Lundi 16 mars 2020, 8H! Quelle étrange sensation. Je commence ma semaine, en principe l’une des plus chargée de l’année, en regardant mon agenda. Lundi: Cours U3A, annulé jusqu’à nouvel ordre, Mardi: Conférences à Louvain-la-Neuve le matin et cours au Conservatoire l’après-midi, annulés, mercredi: Cours et concert de l’U3A, annulés, jeudi: cours à Charleroi le matin, à La Louvière l’après-midi et à Nivelles le soir… annulés, vendredi: cours U3A et Séminaire à Mons, annulés…! Me voilà en congés forcés… de quoi souffler un peu et me ressourcer pour préparer la suite de la saison, sa fin et les activités du Festival d’été! Pourtant, ce n’est pas vraiment la tranquillité que je ressens. En bruit de fond, des nouvelles très inquiétantes, tout est fermé depuis le vendredi 13 au soir, comme si, finalement, il portait malheur… le mot désormais à la mode est anglais « Lockdown »…  et sa cause le COVID-19 dont on ne soupçonne pas encore qu’il est féminin… c’est encore plus impressionnant!

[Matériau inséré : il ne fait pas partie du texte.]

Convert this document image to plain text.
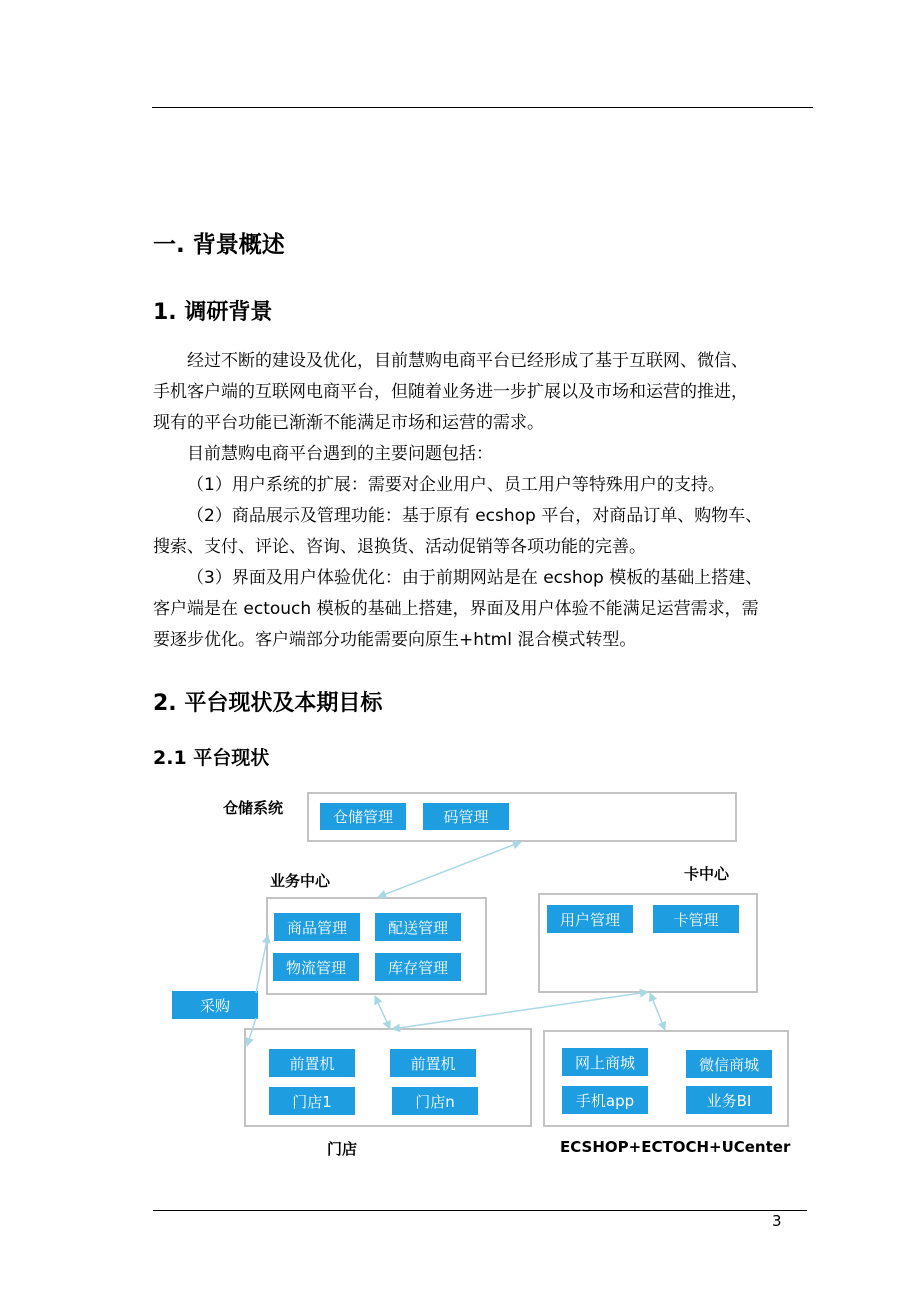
一. 背景概述
1. 调研背景

经过不断的建设及优化，目前慧购电商平台已经形成了基于互联网、微信、

手机客户端的互联网电商平台，但随着业务进一步扩展以及市场和运营的推进，

现有的平台功能已渐渐不能满足市场和运营的需求。

目前慧购电商平台遇到的主要问题包括：

（1）用户系统的扩展：需要对企业用户、员工用户等特殊用户的支持。

（2）商品展示及管理功能：基于原有 ecshop 平台，对商品订单、购物车、

搜索、支付、评论、咨询、退换货、活动促销等各项功能的完善。

（3）界面及用户体验优化：由于前期网站是在 ecshop 模板的基础上搭建、

客户端是在 ectouch 模板的基础上搭建，界面及用户体验不能满足运营需求，需

要逐步优化。客户端部分功能需要向原生+html 混合模式转型。

2. 平台现状及本期目标
2.1 平台现状
仓储系统	仓储管理	码管理
业务中心
商品管理	配送管理
物流管理	库存管理
卡中心
用户管理	卡管理
采购
前置机	前置机
门店1	门店n
门店
网上商城	微信商城
手机app	业务BI
ECSHOP+ECTOCH+UCenter
3
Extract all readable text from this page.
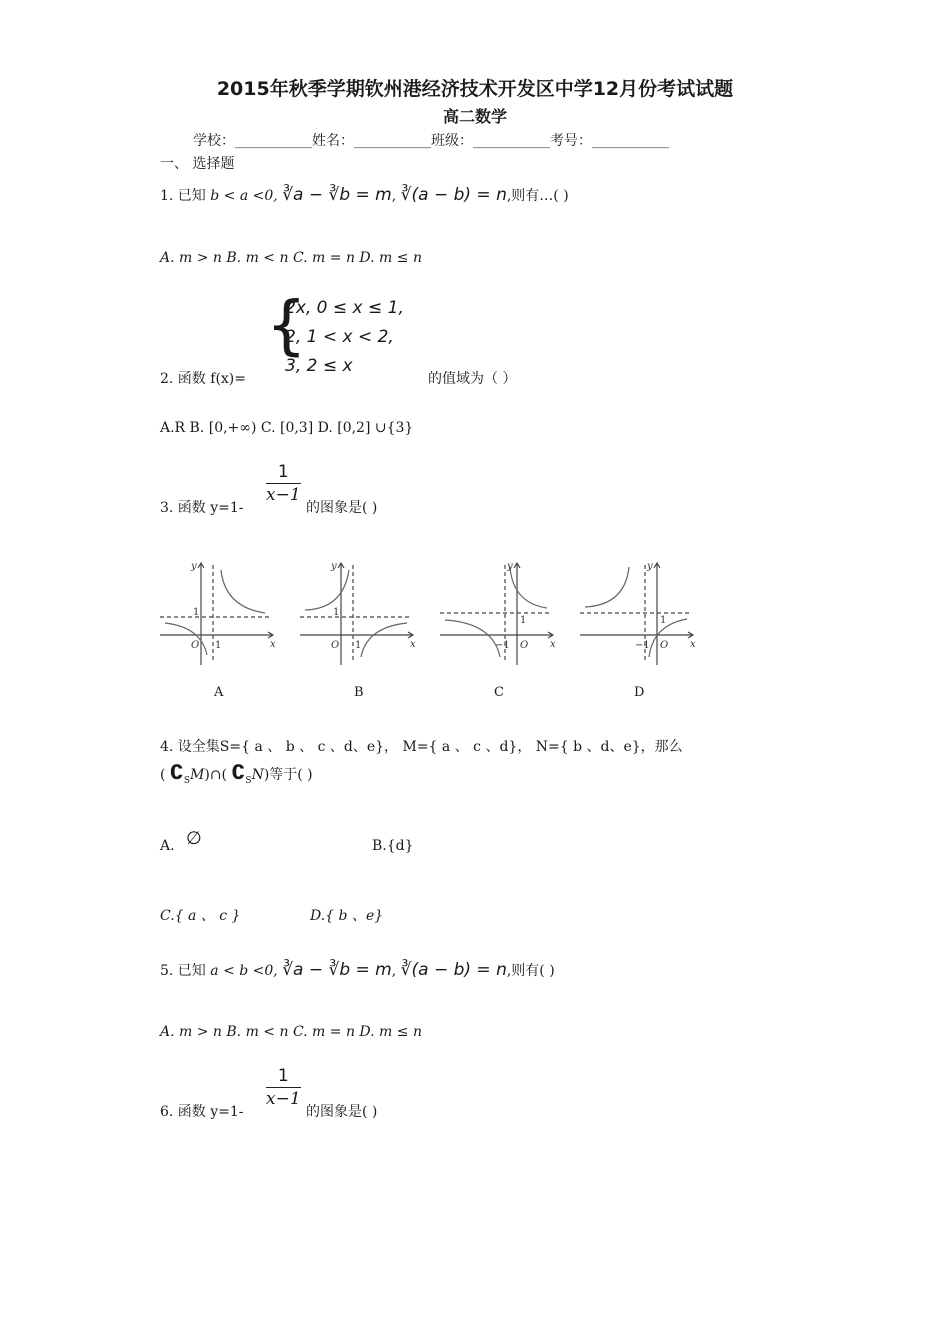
2015年秋季学期钦州港经济技术开发区中学12月份考试试题
高二数学
学校：___________姓名：___________班级：___________考号：___________
一、 选择题
1. 已知 b < a <0, ∛a − ∛b = m, ∛(a − b) = n,则有…( )
A. m > n B. m < n C. m = n D. m ≤ n
2. 函数 f(x)=
{
2x, 0 ≤ x ≤ 1,
2, 1 < x < 2,
3, 2 ≤ x
的值域为（ ）
A.R B. [0,+∞) C. [0,3] D. [0,2] ∪{3}
3. 函数 y=1-
$\frac{1}{x-1}$
的图象是( )
y
x
O
1
1
y
x
O
1
1
y
x
O
1
−1
y
x
O
1
−1
A	B	C	D
4. 设全集S={ a 、 b 、 c 、d、e}， M={ a 、 c 、d}， N={ b 、d、e}，那么
( $∁_SM)\cap$( $∁_SN$)等于( )
A. ∅	B.{d}
C.{ a 、 c }	D.{ b 、e}
5. 已知 a < b <0, ∛a − ∛b = m, ∛(a − b) = n,则有( )
A. m > n B. m < n C. m = n D. m ≤ n
6. 函数 y=1-
$\frac{1}{x-1}$
的图象是( )
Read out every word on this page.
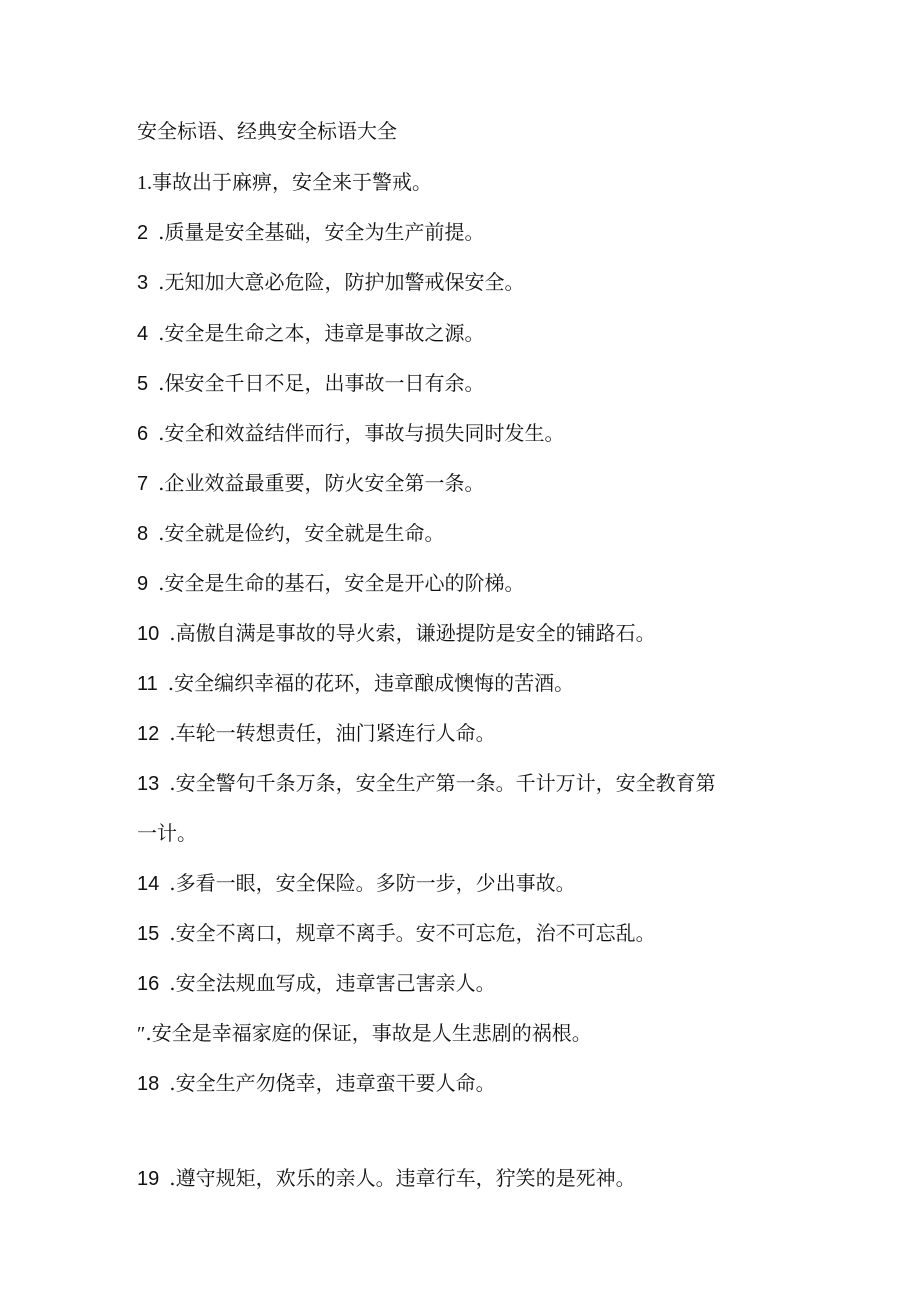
安全标语、经典安全标语大全
1.事故出于麻痹，安全来于警戒。
2 .质量是安全基础，安全为生产前提。
3 .无知加大意必危险，防护加警戒保安全。
4 .安全是生命之本，违章是事故之源。
5 .保安全千日不足，出事故一日有余。
6 .安全和效益结伴而行，事故与损失同时发生。
7 .企业效益最重要，防火安全第一条。
8 .安全就是俭约，安全就是生命。
9 .安全是生命的基石，安全是开心的阶梯。
10 .高傲自满是事故的导火索，谦逊提防是安全的铺路石。
11 .安全编织幸福的花环，违章酿成懊悔的苦酒。
12 .车轮一转想责任，油门紧连行人命。
13 .安全警句千条万条，安全生产第一条。千计万计，安全教育第
一计。
14 .多看一眼，安全保险。多防一步，少出事故。
15 .安全不离口，规章不离手。安不可忘危，治不可忘乱。
16 .安全法规血写成，违章害己害亲人。
″.安全是幸福家庭的保证，事故是人生悲剧的祸根。
18 .安全生产勿侥幸，违章蛮干要人命。
19 .遵守规矩，欢乐的亲人。违章行车，狞笑的是死神。
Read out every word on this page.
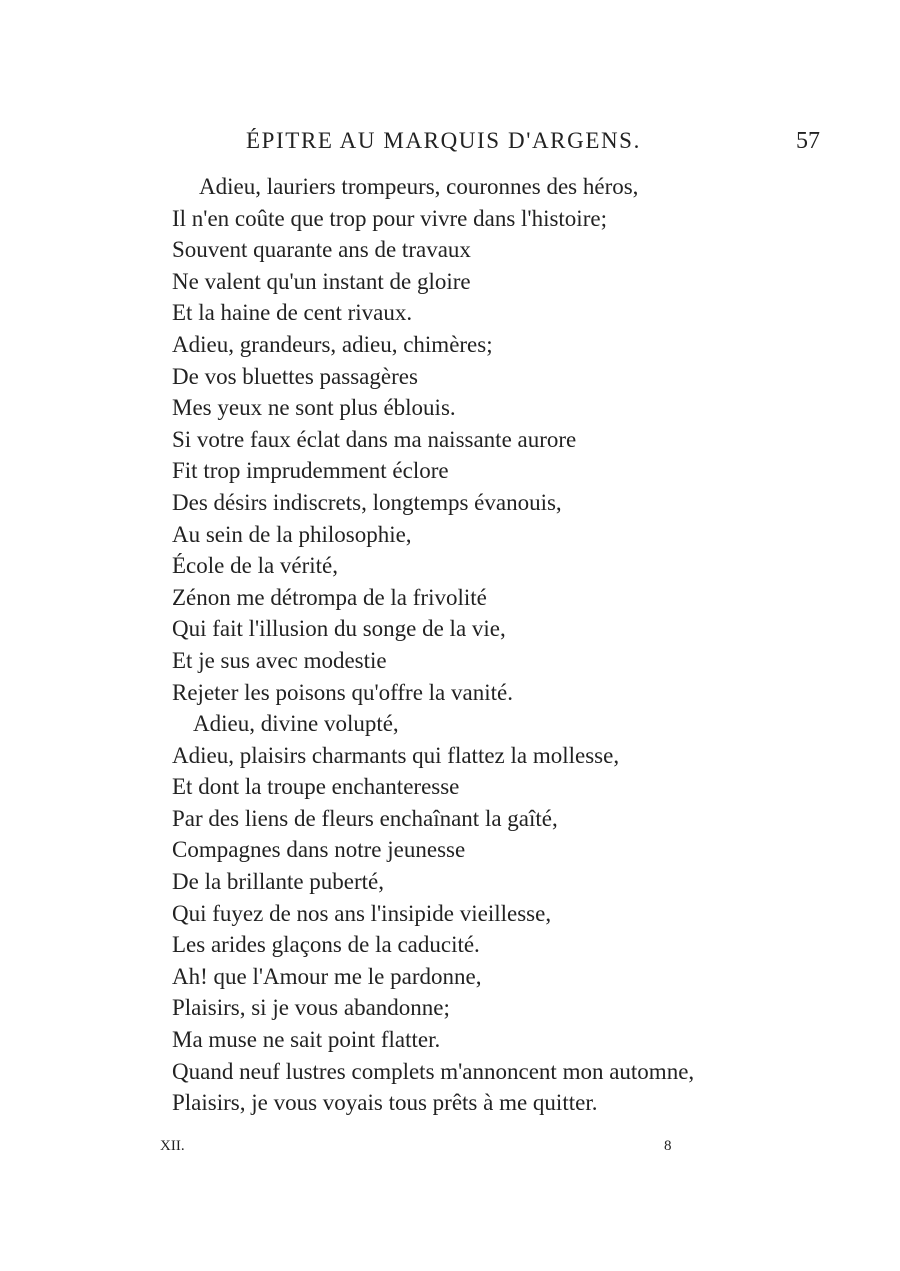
ÉPITRE AU MARQUIS D'ARGENS.	57
Adieu, lauriers trompeurs, couronnes des héros,
Il n'en coûte que trop pour vivre dans l'histoire;
Souvent quarante ans de travaux
Ne valent qu'un instant de gloire
Et la haine de cent rivaux.
Adieu, grandeurs, adieu, chimères;
De vos bluettes passagères
Mes yeux ne sont plus éblouis.
Si votre faux éclat dans ma naissante aurore
Fit trop imprudemment éclore
Des désirs indiscrets, longtemps évanouis,
Au sein de la philosophie,
École de la vérité,
Zénon me détrompa de la frivolité
Qui fait l'illusion du songe de la vie,
Et je sus avec modestie
Rejeter les poisons qu'offre la vanité.
Adieu, divine volupté,
Adieu, plaisirs charmants qui flattez la mollesse,
Et dont la troupe enchanteresse
Par des liens de fleurs enchaînant la gaîté,
Compagnes dans notre jeunesse
De la brillante puberté,
Qui fuyez de nos ans l'insipide vieillesse,
Les arides glaçons de la caducité.
Ah! que l'Amour me le pardonne,
Plaisirs, si je vous abandonne;
Ma muse ne sait point flatter.
Quand neuf lustres complets m'annoncent mon automne,
Plaisirs, je vous voyais tous prêts à me quitter.
XII.	8
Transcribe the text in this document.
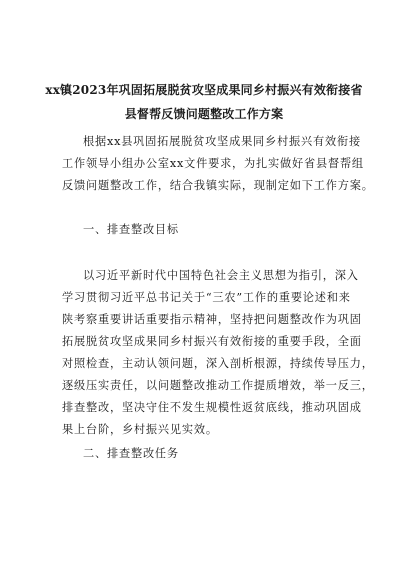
xx镇2023年巩固拓展脱贫攻坚成果同乡村振兴有效衔接省
县督帮反馈问题整改工作方案
根据xx县巩固拓展脱贫攻坚成果同乡村振兴有效衔接
工作领导小组办公室xx文件要求，为扎实做好省县督帮组
反馈问题整改工作，结合我镇实际，现制定如下工作方案。
一、排查整改目标
以习近平新时代中国特色社会主义思想为指引，深入
学习贯彻习近平总书记关于“三农”工作的重要论述和来
陕考察重要讲话重要指示精神，坚持把问题整改作为巩固
拓展脱贫攻坚成果同乡村振兴有效衔接的重要手段，全面
对照检查，主动认领问题，深入剖析根源，持续传导压力，
逐级压实责任，以问题整改推动工作提质增效，举一反三，
排查整改，坚决守住不发生规模性返贫底线，推动巩固成
果上台阶，乡村振兴见实效。
二、排查整改任务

J’avais donné mon dernier cours devant une salle où seule une vingtaine de personnes s’étaient présentée. J’avais parlé de la Quatrième Symphonie de Gustav Mahler et avais été très ému en terminant en citant la phrase que le compositeur avait indiquée à la fin de son étrange final entre sourire, ironie et tragédie… « Tout ira bien pour qui peut y croire! » Mais non, hélas, tout n’allait pas bien aller. D’ailleurs qui y croyait vraiment?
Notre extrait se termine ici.